Nokia Siemens Network, for one, has deployed its Flexi base station in the Indian market. Though it hardly needs an introduction, the Flexi is a hallmark of sustainable design and energy efficiency. It is so light it can be carried on foot and has survived tests in environments ranging from the heat and humidity of India to Canada’s frigid coasts. Most importantly for the Indian market, the Flexi was developed to work without the need for external air conditioning, typically bringing a 30 percent reduction in site energy consumption.
|
Emerging markets also make ready use of renewable energy to supplement their network’s power needs. One of the most notable examples is Ericsson’s “Tower Tube,” an energy-optimized, wind-powered radio base station site. The design takes Ericsson’s existing energy-conserving Tower Tube and tops it with a four-blade turbine with five-meter blades that are vertically attached to the tower.
The wind turbine is an addition to the tower tube, an award-winning design that has a smaller footprint and lower environmental impact than traditional steel towers. The tube construction encloses base stations and antennas within a concrete tower. Carbon emissions related to materials, production and transportation are 30 percent lower with the Tower Tube design, which also has no need for feeders and cooling systems.

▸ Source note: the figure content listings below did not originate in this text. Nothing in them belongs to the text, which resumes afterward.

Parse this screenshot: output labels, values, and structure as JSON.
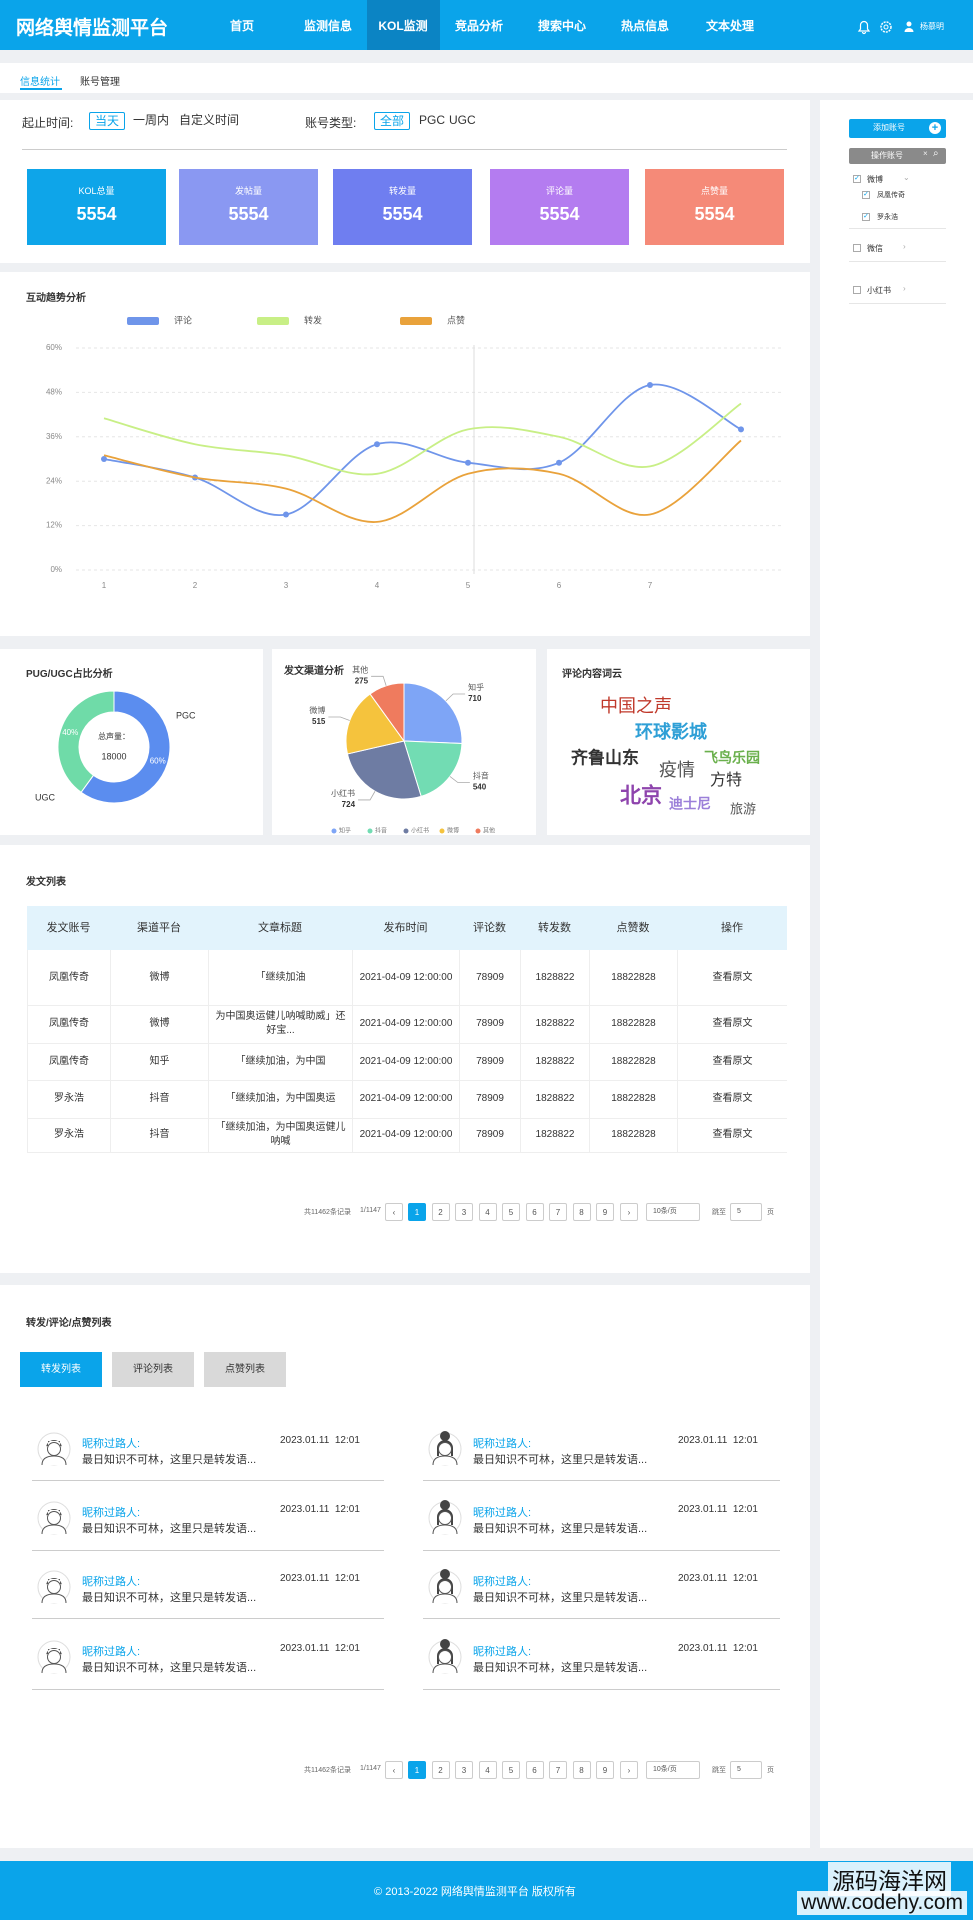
{
  "header": {
    "title": "网络舆情监测平台",
    "nav": [
      "首页",
      "监测信息",
      "KOL监测",
      "竞品分析",
      "搜索中心",
      "热点信息",
      "文本处理"
    ],
    "user": "杨慕明"
  },
  "subnav": [
    "信息统计",
    "账号管理"
  ],
  "filters": {
    "time_label": "起止时间:",
    "time_options": [
      "当天",
      "一周内",
      "自定义时间"
    ],
    "type_label": "账号类型:",
    "type_options": [
      "全部",
      "PGC",
      "UGC"
    ]
  },
  "stats": [
    {
      "label": "KOL总量",
      "value": 5554,
      "color": "#0ea5e9"
    },
    {
      "label": "发帖量",
      "value": 5554,
      "color": "#8a98f2"
    },
    {
      "label": "转发量",
      "value": 5554,
      "color": "#6f7ef0"
    },
    {
      "label": "评论量",
      "value": 5554,
      "color": "#b47cf0"
    },
    {
      "label": "点赞量",
      "value": 5554,
      "color": "#f58a78"
    }
  ],
  "chart_data": [
    {
      "type": "line",
      "title": "互动趋势分析",
      "categories": [
        "1",
        "2",
        "3",
        "4",
        "5",
        "6",
        "7",
        null
      ],
      "series": [
        {
          "name": "评论",
          "color": "#6f95ea",
          "markers": true,
          "values": [
            30,
            25,
            15,
            34,
            29,
            29,
            50,
            38
          ]
        },
        {
          "name": "转发",
          "color": "#c8ef86",
          "values": [
            41,
            34,
            31,
            26,
            38,
            36,
            28,
            45
          ]
        },
        {
          "name": "点赞",
          "color": "#e9a23b",
          "values": [
            31,
            25,
            22,
            13,
            26,
            26,
            15,
            35
          ]
        }
      ],
      "ylim": [
        0,
        60
      ],
      "yticks": [
        {
          "value": 0,
          "label": "0%"
        },
        {
          "value": 12,
          "label": "12%"
        },
        {
          "value": 24,
          "label": "24%"
        },
        {
          "value": 36,
          "label": "36%"
        },
        {
          "value": 48,
          "label": "48%"
        },
        {
          "value": 60,
          "label": "60%"
        }
      ],
      "grid": true
    },
    {
      "type": "donut",
      "title": "PUG/UGC占比分析",
      "categories": [
        "PGC",
        "UGC"
      ],
      "values": [
        60,
        40
      ],
      "value_labels": [
        "60%",
        "40%"
      ],
      "colors": [
        "#5b8def",
        "#6fdba8"
      ],
      "center_label": "总声量：",
      "center_value": 18000
    },
    {
      "type": "pie",
      "title": "发文渠道分析",
      "categories": [
        "知乎",
        "抖音",
        "小红书",
        "微博",
        "其他"
      ],
      "values": [
        710,
        540,
        724,
        515,
        275
      ],
      "colors": [
        "#7ea5f6",
        "#72dcb3",
        "#6e7ca3",
        "#f5c33d",
        "#ef7b5e"
      ]
    }
  ],
  "word_cloud": {
    "title": "评论内容词云",
    "words": [
      {
        "text": "中国之声",
        "color": "#c0392b"
      },
      {
        "text": "环球影城",
        "color": "#2e9fd6"
      },
      {
        "text": "齐鲁山东",
        "color": "#333333"
      },
      {
        "text": "飞鸟乐园",
        "color": "#6ab04c"
      },
      {
        "text": "疫情",
        "color": "#555555"
      },
      {
        "text": "方特",
        "color": "#333333"
      },
      {
        "text": "北京",
        "color": "#8e44ad"
      },
      {
        "text": "迪士尼",
        "color": "#9b7fd9"
      },
      {
        "text": "旅游",
        "color": "#555555"
      }
    ]
  },
  "post_table": {
    "title": "发文列表",
    "columns": [
      "发文账号",
      "渠道平台",
      "文章标题",
      "发布时间",
      "评论数",
      "转发数",
      "点赞数",
      "操作"
    ],
    "rows": [
      [
        "凤凰传奇",
        "微博",
        "「继续加油",
        "2021-04-09 12:00:00",
        78909,
        1828822,
        18822828,
        "查看原文"
      ],
      [
        "凤凰传奇",
        "微博",
        "为中国奥运健儿呐喊助威」还好宝...",
        "2021-04-09 12:00:00",
        78909,
        1828822,
        18822828,
        "查看原文"
      ],
      [
        "凤凰传奇",
        "知乎",
        "「继续加油，为中国",
        "2021-04-09 12:00:00",
        78909,
        1828822,
        18822828,
        "查看原文"
      ],
      [
        "罗永浩",
        "抖音",
        "「继续加油，为中国奥运",
        "2021-04-09 12:00:00",
        78909,
        1828822,
        18822828,
        "查看原文"
      ],
      [
        "罗永浩",
        "抖音",
        "「继续加油，为中国奥运健儿呐喊",
        "2021-04-09 12:00:00",
        78909,
        1828822,
        18822828,
        "查看原文"
      ]
    ]
  },
  "pagination": {
    "total": "共11462条记录",
    "page": "1/1147",
    "pages": [
      1,
      2,
      3,
      4,
      5,
      6,
      7,
      8,
      9
    ],
    "page_size": "10条/页",
    "jump": "跳至",
    "jump_value": 5,
    "unit": "页"
  },
  "activity": {
    "title": "转发/评论/点赞列表",
    "tabs": [
      "转发列表",
      "评论列表",
      "点赞列表"
    ],
    "items": [
      {
        "name": "昵称过路人:",
        "text": "最日知识不可林，这里只是转发语...",
        "time": "2023.01.11  12:01"
      },
      {
        "name": "昵称过路人:",
        "text": "最日知识不可林，这里只是转发语...",
        "time": "2023.01.11  12:01"
      },
      {
        "name": "昵称过路人:",
        "text": "最日知识不可林，这里只是转发语...",
        "time": "2023.01.11  12:01"
      },
      {
        "name": "昵称过路人:",
        "text": "最日知识不可林，这里只是转发语...",
        "time": "2023.01.11  12:01"
      },
      {
        "name": "昵称过路人:",
        "text": "最日知识不可林，这里只是转发语...",
        "time": "2023.01.11  12:01"
      },
      {
        "name": "昵称过路人:",
        "text": "最日知识不可林，这里只是转发语...",
        "time": "2023.01.11  12:01"
      },
      {
        "name": "昵称过路人:",
        "text": "最日知识不可林，这里只是转发语...",
        "time": "2023.01.11  12:01"
      },
      {
        "name": "昵称过路人:",
        "text": "最日知识不可林，这里只是转发语...",
        "time": "2023.01.11  12:01"
      }
    ]
  },
  "sidebar": {
    "add_button": "添加账号",
    "search_placeholder": "操作账号",
    "tree": [
      {
        "label": "微博",
        "children": [
          "凤凰传奇",
          "罗永浩"
        ]
      },
      {
        "label": "微信"
      },
      {
        "label": "小红书"
      }
    ]
  },
  "footer": "© 2013-2022 网络舆情监测平台 版权所有",
  "watermark": [
    "源码海洋网",
    "www.codehy.com"
  ]
}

The company reports that the tower’s power consumption is 40 percent lower than traditional base station sites.
THE SOFTWARE APPROACH
Eco-friendly network solutions extend beyond flashy, eye-catching items like the Tower Tube. Diminutive solutions like energy reduction algorithms, power modulation and network optimization software comprise an important part of network greening and have brought software companies into the eco-friendly fold.
|
Network optimization firm Aircom was drawn in the eco-conscious market by its parallels with cost savings and network efficiency. “It was a business-driven enterprise that has a lot of alliances to going green and helping operators reduce costs,” says Ricky Watts, Aircom’s solutions and innovation director.

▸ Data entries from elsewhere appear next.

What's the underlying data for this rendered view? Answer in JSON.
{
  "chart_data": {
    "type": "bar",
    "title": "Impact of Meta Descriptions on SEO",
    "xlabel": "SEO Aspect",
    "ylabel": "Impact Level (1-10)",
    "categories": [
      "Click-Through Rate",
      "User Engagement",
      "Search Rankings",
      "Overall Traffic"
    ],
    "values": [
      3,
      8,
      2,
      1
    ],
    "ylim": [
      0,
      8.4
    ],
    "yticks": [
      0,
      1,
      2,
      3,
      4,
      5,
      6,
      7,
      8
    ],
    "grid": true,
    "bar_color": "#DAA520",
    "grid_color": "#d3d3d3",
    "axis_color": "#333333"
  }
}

One of the company’s solutions is an asset sharing software that allows two operators to share assets, lowering operating costs, energy consumption, floor space and battery usage. The company is also rolling out an end-to-end planning and dimensioning tool that goes beyond a radio-based solution, ultimately reducing carbon emissions and power consumption.

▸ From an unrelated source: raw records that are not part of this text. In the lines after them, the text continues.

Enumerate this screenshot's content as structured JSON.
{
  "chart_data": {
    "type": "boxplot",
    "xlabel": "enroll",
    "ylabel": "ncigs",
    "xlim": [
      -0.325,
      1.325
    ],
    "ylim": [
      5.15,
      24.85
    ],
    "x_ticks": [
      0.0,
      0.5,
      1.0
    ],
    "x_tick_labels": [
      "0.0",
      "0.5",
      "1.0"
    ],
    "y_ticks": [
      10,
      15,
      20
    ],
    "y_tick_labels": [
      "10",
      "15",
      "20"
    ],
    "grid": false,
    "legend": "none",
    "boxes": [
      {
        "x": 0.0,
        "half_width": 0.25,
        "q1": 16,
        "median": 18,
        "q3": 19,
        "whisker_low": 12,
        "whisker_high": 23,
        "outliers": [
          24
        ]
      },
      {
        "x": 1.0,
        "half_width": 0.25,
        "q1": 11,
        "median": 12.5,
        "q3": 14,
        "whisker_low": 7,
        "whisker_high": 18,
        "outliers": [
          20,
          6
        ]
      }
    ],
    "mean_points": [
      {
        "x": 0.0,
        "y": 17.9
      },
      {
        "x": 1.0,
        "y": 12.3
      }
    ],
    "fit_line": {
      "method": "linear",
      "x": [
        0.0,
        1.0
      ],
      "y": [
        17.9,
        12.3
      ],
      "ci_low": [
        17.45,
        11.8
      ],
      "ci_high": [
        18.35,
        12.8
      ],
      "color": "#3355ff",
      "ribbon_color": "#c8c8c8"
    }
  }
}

“We take the model that we’ve got and treat it as a green initiative to help companies reduce carbon emissions,” Watts says. The company’s software is flexible enough to allow operators to optimize network performance around a variety of different goals, including reducing carbon emissions.
Subtle approaches like power modulation are also an important part of the greening of the networks. For instance, instead of maintaining a constant output regardless of network traffic, modulating that output to decline during periods of low use can create substantial power savings.
In the end, it doesn’t have to be glitzy; it just has to be green.